Sally does not like the way I sort books. She takes pains to tell me this three times a year when we both volunteer to set up a fundraising book sale. Junior High School politics are long past for me, so I swallow the urge to bray, "You are not the boss of me!" I smile and go on my merry way, sorting books in a manner that apparently annoys her. A lot.
I have been volunteering for this organization a very long time, long before Sally ever bought her little book sale bar code scanner and went into the book collecting/selling business. Before that, a handful of volunteers gabbed and sorted, recommending books for each others' children and grandchildren and whiling away a few hours. After sorting and arranging, I purchase books for myself, the boys, Hart's house and the Dawes School PTO used book sale. But it's all become very cutthroat now. Sally means business.
At the last sale, I had Hart along with me. He announced that he wanted the final two Harry Potter books. Sally is affirmatively NOT in the market for anything Harry Potter-related. Sally is a Christian fundamentalist home-schooler (and a Muggle). She is looking for science books that show co-existing dinosaurs and humans. (I am not making this up.) So it was a mild surprise that the two Harry Potter books I'd set aside by my purse were gone not three minutes later. "I didn't know they were yours," Sally said. Right.
I suspect that Sally hopes I will just leave the volunteer cadre. Of course, now this will never happen. Are we competitors for the same books? Maybe, but book collecting is really just a hobby for me and I have no interest in My First Bible or anything related to creationism and Sally is happy to leave the books on Jewish holidays and crafts to me.
Everyone else I have told this story to has a differing theory. Jewish people shake their heads and say, "That is just mean and petty." But non-Jews have a different read. "Does she know you are Jewish?" Of course. "There's your answer," a friend told me gravely. A devout Christian friend laughed heartily. "You know she believes you have no purpose to exist." This makes me feel vaguely icky, but sad. I can't win her over. I haven't done anything to deliberately antagonize her.

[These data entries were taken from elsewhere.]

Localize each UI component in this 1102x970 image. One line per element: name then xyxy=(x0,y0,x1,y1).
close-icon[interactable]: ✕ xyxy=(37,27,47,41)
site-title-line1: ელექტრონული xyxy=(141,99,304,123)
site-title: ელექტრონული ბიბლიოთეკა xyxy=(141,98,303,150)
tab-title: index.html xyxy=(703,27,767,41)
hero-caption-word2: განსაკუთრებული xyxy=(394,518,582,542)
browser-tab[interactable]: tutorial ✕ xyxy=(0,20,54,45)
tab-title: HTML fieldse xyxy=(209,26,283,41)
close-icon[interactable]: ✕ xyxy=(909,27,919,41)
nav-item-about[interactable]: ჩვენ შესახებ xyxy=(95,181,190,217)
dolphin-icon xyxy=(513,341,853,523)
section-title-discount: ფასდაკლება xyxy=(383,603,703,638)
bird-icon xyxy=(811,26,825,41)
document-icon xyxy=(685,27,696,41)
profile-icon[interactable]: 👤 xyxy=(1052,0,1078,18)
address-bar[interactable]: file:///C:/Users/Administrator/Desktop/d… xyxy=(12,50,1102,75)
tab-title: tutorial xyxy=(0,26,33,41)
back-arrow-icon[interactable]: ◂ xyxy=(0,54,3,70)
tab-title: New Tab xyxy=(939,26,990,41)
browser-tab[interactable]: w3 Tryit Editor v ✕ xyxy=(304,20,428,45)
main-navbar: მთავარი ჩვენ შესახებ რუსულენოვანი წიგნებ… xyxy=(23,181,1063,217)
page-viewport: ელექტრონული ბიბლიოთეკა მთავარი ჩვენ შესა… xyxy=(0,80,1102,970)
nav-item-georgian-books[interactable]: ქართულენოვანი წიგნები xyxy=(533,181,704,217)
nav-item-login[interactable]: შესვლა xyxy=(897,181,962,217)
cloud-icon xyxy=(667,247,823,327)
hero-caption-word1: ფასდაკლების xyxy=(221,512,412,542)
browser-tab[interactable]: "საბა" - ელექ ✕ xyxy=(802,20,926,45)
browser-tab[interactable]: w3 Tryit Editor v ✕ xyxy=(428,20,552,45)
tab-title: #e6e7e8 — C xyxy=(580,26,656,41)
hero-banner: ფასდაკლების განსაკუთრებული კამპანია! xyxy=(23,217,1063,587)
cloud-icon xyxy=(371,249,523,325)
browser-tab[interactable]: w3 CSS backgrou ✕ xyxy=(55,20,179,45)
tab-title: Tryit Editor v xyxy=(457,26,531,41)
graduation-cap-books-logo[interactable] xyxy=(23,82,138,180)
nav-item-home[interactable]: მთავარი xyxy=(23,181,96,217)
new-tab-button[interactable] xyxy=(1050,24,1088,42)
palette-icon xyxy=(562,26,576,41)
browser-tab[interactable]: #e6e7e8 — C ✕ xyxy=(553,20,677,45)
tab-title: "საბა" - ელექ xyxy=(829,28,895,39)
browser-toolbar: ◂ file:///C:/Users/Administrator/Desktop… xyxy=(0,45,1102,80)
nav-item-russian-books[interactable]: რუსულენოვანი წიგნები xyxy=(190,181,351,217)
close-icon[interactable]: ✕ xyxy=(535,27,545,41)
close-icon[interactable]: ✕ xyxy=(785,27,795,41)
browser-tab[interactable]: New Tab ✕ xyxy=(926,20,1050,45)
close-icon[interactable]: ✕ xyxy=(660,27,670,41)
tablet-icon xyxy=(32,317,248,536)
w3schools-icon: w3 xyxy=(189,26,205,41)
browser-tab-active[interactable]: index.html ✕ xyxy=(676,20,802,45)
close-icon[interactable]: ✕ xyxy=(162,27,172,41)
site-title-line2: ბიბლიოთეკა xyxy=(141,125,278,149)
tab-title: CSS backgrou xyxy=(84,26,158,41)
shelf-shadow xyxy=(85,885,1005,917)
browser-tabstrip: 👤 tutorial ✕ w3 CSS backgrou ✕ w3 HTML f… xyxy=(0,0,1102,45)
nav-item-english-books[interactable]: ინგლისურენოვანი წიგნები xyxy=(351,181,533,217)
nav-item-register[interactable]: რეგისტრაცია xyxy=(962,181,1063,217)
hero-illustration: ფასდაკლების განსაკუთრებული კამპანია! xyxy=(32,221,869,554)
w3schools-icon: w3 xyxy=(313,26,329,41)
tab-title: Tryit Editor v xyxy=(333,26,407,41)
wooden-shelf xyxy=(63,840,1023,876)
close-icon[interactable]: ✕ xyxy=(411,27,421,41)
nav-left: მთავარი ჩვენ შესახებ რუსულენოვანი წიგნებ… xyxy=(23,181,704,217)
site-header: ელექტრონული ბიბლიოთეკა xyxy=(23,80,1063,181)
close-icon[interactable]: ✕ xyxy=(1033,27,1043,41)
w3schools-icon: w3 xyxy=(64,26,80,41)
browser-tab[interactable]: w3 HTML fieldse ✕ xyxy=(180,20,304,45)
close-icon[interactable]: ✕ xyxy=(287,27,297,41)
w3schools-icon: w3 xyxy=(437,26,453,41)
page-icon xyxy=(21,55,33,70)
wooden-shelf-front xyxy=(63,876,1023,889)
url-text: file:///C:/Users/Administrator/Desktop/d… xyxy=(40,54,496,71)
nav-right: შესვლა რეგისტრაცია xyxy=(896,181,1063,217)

So today, when I found an entire carton of books I know Sally collects, I bought the whole box. When the inevitable directive about my book sorting came, I took my ear buds out and said, "No. I don't want to do it that way." I still felt icky and petty, but at least with the music on, I could not hear her response.
2 comments:
Gosh, I hope I'm not the "devout Christian" you reference--I'm just a cradle Catholic who can't find any alternative. Sort of a cultural Catholic. Anyway, if I said anything like that, I meant that some fundamentalists can't see the raison d'etre for anyone who doesn't see things the way they do, particularly people who do things outside the norm, such as (in my case) adopting as a single woman. I've had more than one of them sort of tilt their heads when they heard that, and say, with genuine puzzlement, something to the effect of "And why would you do something like that?" So it's not that they think I (or we) don't have a reason to exist, it's that they don't "get" my way of being in the world. A slight, but significant difference.
Celia
This is one of the advantages to living in a non English speaking country. What a piece of work she is.